A real-world example is HIV. The reason it didn't infect everyone is because infection can only be spread by intimate contact or medical procedures. So humanity as a whole had time to find medication that can render the infection relatively harmless. If the infection was spread easily by casual contact, things would be quite different.
In this scenario, it would almost have to be a virus, because bacteria or fungi are generally easy to kill and therefore are unlikely to remain active in the body for very long. Bacterial infections generally aren't as contagious as viral infections, either. However, they could in principle kick off some other process in the body, that ends up killing the host when the bacteria are long gone. For example, they could produce harmful prions somewhere in the body, that cause nerve degeneration years later. In this situation, the connection between the infection and the deadly effect would be especially hard to establish.
A Secondary Trigger
Again, the virus infection itself is harmless, but the virus stays active in the host's body for some time (months or years) and ends up killing the host once some secondary stimulus is introduced. This would have to be something that happens to everyone, but not often. It also needs to be something that can't easily be avoided: If people start dropping dead after swimming in a pool or getting anaesthesia, those things just won't be done any more.

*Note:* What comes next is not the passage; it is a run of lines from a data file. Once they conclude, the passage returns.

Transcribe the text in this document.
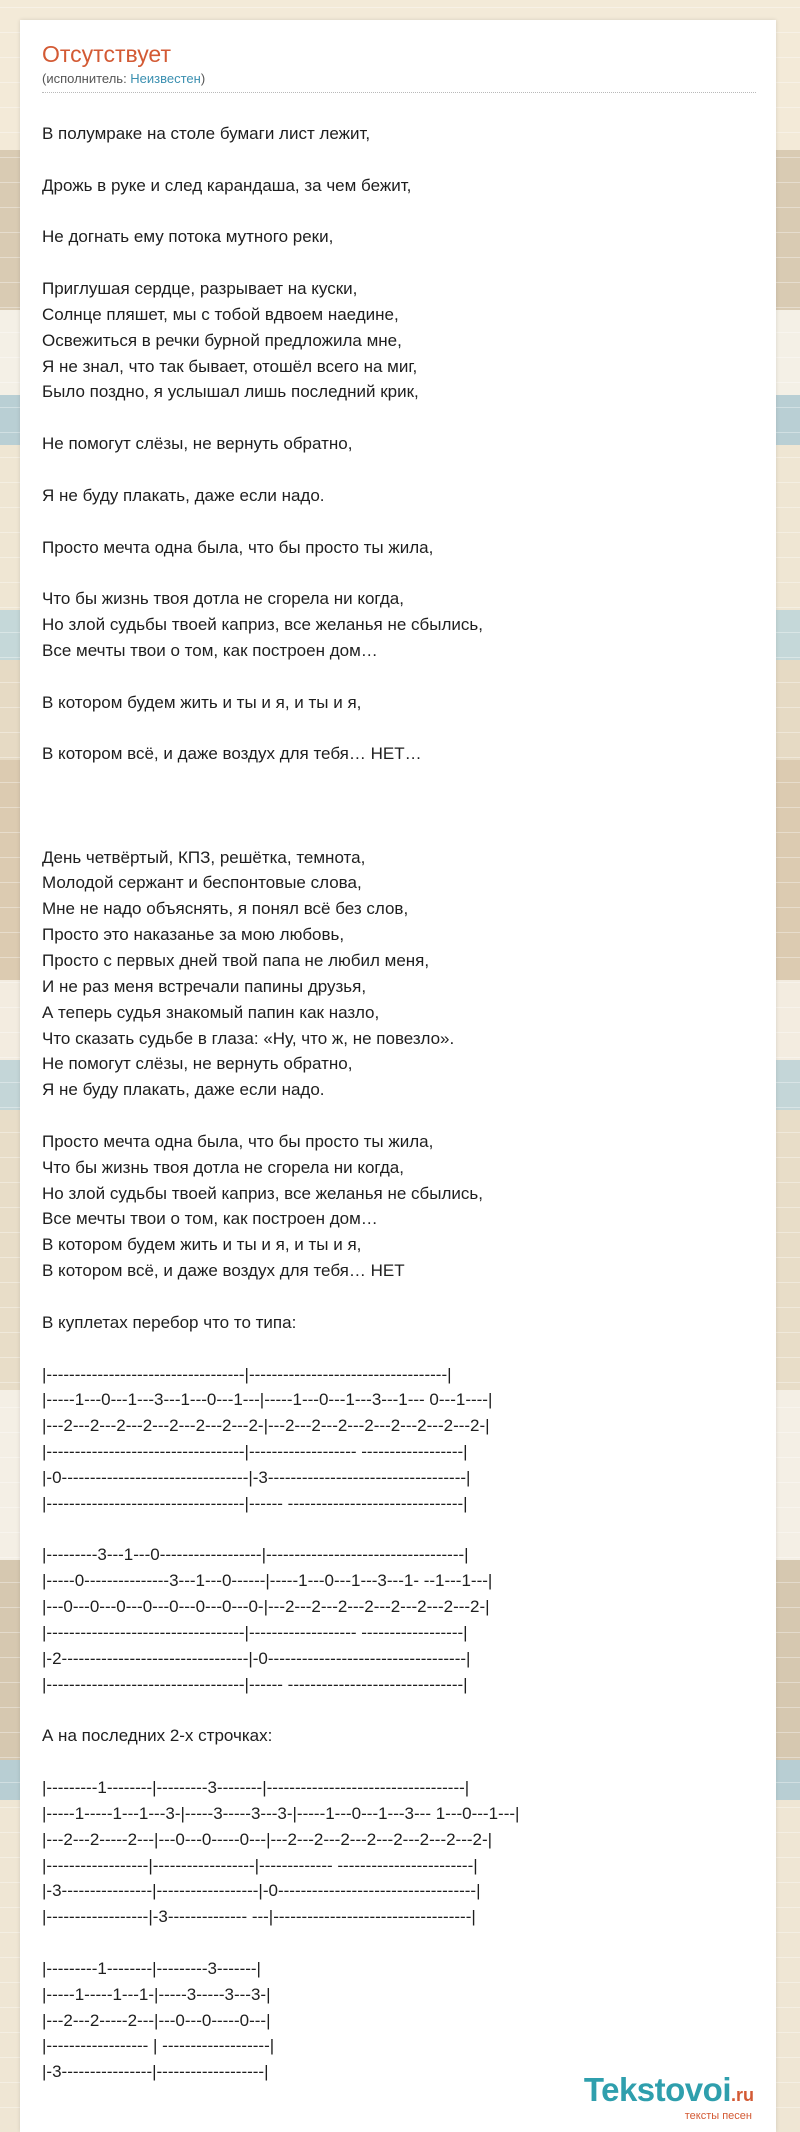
Отсутствует
(исполнитель: Неизвестен)
В полумраке на столе бумаги лист лежит,
Дрожь в руке и след карандаша, за чем бежит,
Не догнать ему потока мутного реки,
Приглушая сердце, разрывает на куски,
Солнце пляшет, мы с тобой вдвоем наедине,
Освежиться в речки бурной предложила мне,
Я не знал, что так бывает, отошёл всего на миг,
Было поздно, я услышал лишь последний крик,
Не помогут слёзы, не вернуть обратно,
Я не буду плакать, даже если надо.
Просто мечта одна была, что бы просто ты жила,
Что бы жизнь твоя дотла не сгорела ни когда,
Но злой судьбы твоей каприз, все желанья не сбылись,
Все мечты твои о том, как построен дом…
В котором будем жить и ты и я, и ты и я,
В котором всё, и даже воздух для тебя… НЕТ…
День четвёртый, КПЗ, решётка, темнота,
Молодой сержант и беспонтовые слова,
Мне не надо объяснять, я понял всё без слов,
Просто это наказанье за мою любовь,
Просто с первых дней твой папа не любил меня,
И не раз меня встречали папины друзья,
А теперь судья знакомый папин как назло,
Что сказать судьбе в глаза: «Ну, что ж, не повезло».
Не помогут слёзы, не вернуть обратно,
Я не буду плакать, даже если надо.
Просто мечта одна была, что бы просто ты жила,
Что бы жизнь твоя дотла не сгорела ни когда,
Но злой судьбы твоей каприз, все желанья не сбылись,
Все мечты твои о том, как построен дом…
В котором будем жить и ты и я, и ты и я,
В котором всё, и даже воздух для тебя… НЕТ
В куплетах перебор что то типа:
|-----------------------------------|-----------------------------------|
|-----1---0---1---3---1---0---1---|-----1---0---1---3---1--- 0---1----|
|---2---2---2---2---2---2---2---2-|---2---2---2---2---2---2---2---2-|
|-----------------------------------|------------------- ------------------|
|-0---------------------------------|-3-----------------------------------|
|-----------------------------------|------ -------------------------------|
|---------3---1---0------------------|-----------------------------------|
|-----0---------------3---1---0------|-----1---0---1---3---1- --1---1---|
|---0---0---0---0---0---0---0---0-|---2---2---2---2---2---2---2---2-|
|-----------------------------------|------------------- ------------------|
|-2---------------------------------|-0-----------------------------------|
|-----------------------------------|------ -------------------------------|
А на последних 2-х строчках:
|---------1--------|---------3--------|-----------------------------------|
|-----1-----1---1---3-|-----3-----3---3-|-----1---0---1---3--- 1---0---1---|
|---2---2-----2---|---0---0-----0---|---2---2---2---2---2---2---2---2-|
|------------------|------------------|------------- ------------------------|
|-3----------------|------------------|-0-----------------------------------|
|------------------|-3-------------- ---|-----------------------------------|
|---------1--------|---------3-------|
|-----1-----1---1-|-----3-----3---3-|
|---2---2-----2---|---0---0-----0---|
|------------------ | -------------------|
|-3----------------|-------------------|	Tekstovoi.ru
тексты песен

Maybe the virus has a deadly interaction with the common cold. Or it makes the body unable to tolerate heat, cold, summer sunlight. Or it causes a deadly allergy to some common pollen: All these things won't show up for a few months if you time it right. Various science-fiction triggers can also fill this role.
For this scenario, your infectious agent could be anything. Virus, bacteria, even some environmental chemical (though you'd have to explain how it spreads to everyone). And since the trigger can be something that everyone is exposed to at roughly the same time, you could have the sudden effect that you want. However, the death rate will probably be lower than in the first scenario, because there will always be groups of people who manage to avoid either the infection or the secondary trigger.
There's one other thing that makes reality different from Plague Inc: Just because people notice that a virus exists and may be connected to some deaths, that doesn't necessarily mean they'll find a cure in any specific timeframe. So your virus doesn't have to be undetectable to have the intended effect, it just needs to be able to spread in a hard-to-avoid manner.